Basisregels voor plaatsing
Wie voor een maaltijd zit, wil automatisch en intuïtief het juiste bestek pakken. In de volgorde van het bestek wordt het principe gevolgd om aan beide kanten altijd de benodigde losse onderdelen van buiten naar binnen te vinden. Volgens de hand in hand is het betreffende type bestek bepalend voor rechtshandigen.
Het bestekaanbod en de plaatsing zijn uiteraard afhankelijk van de gerechten die worden geserveerd en de menureeks. De basisuitrusting voor meerdere gangpaden is rechts en links verdeeld volgens de volgende regels:
- Mes altijd aan de rechterkant
- Vorken gingen altijd weg
- Pastagerechten zijn een uitzondering. Rechts kan een vork worden geplaatst en links een bijbehorende lepel.
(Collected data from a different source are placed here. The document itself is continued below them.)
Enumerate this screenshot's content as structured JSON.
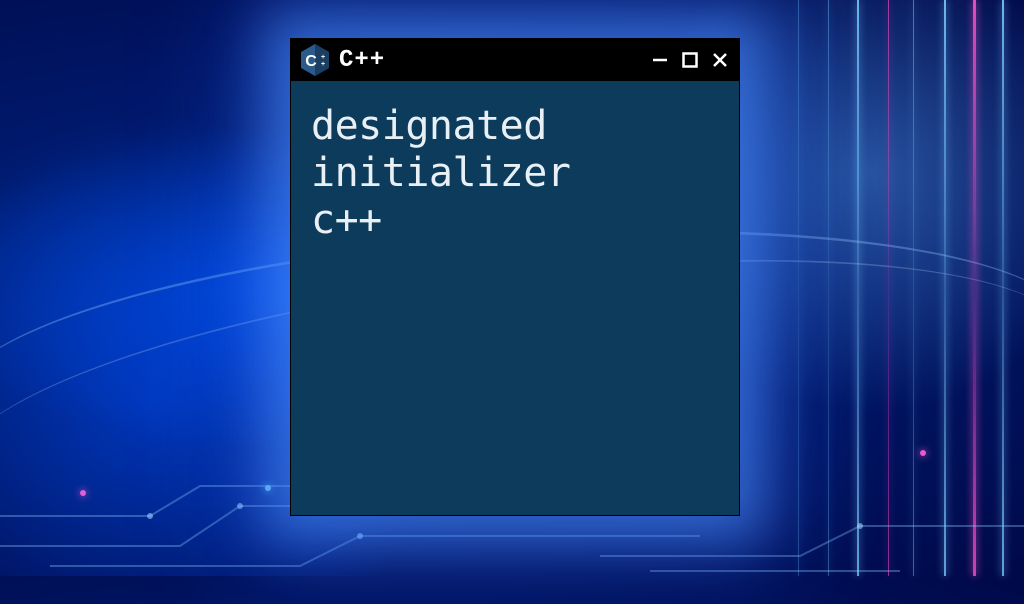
{
  "window": {
    "title": "C++",
    "logo_letter": "C",
    "logo_plus": "++"
  },
  "content": {
    "line1": "designated",
    "line2": "initializer",
    "line3": "c++"
  },
  "controls": {
    "minimize": "−",
    "maximize": "□",
    "close": "✕"
  }
}
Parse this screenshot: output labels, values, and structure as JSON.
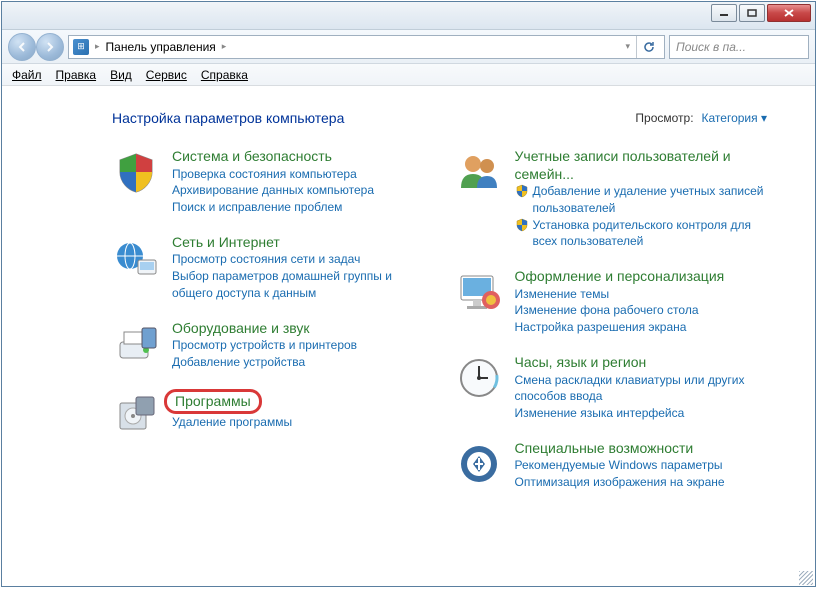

- Kleinere vorken, bijvoorbeeld voor het dessert, kunnen ook over het bord worden geplaatst. De tanden wijzen naar rechts.
Uitlijningen en nummer
Over het algemeen mag bij het dekken van de tafel een maximum aantal bestekdelen niet worden overschreden. Maximaal vier stuks bestek zijn gebruikelijk aan de rechterkant en maximaal drie aan de linkerkant van het bord. Kleine vorken kunnen naar de kopzijde van de plaat worden "verplaatst". Als er meer gangpaden of stukken bestek nodig zijn, moet een latere tussenbedekking parallel aan het serveren worden gedaan.
Als er vis tussen de gerechten zit en er is geen visbestek aanwezig, dan moeten er twee vorken worden geplaatst als vervanging. Terwijl de messen parallel aan de rechterkant van de plaat staan, ongeveer een centimeter uit elkaar, moeten de vorken naar links worden verplaatst. Hierdoor kan de benodigde afstand en ruimte tussen de afzonderlijke vorken worden verkleind. De binnenvork ligt volgens het referentiemes van het binnenmes. De volgende vork wordt naar boven verplaatst. De positie van de buitenvork komt weer overeen met de binnenvork.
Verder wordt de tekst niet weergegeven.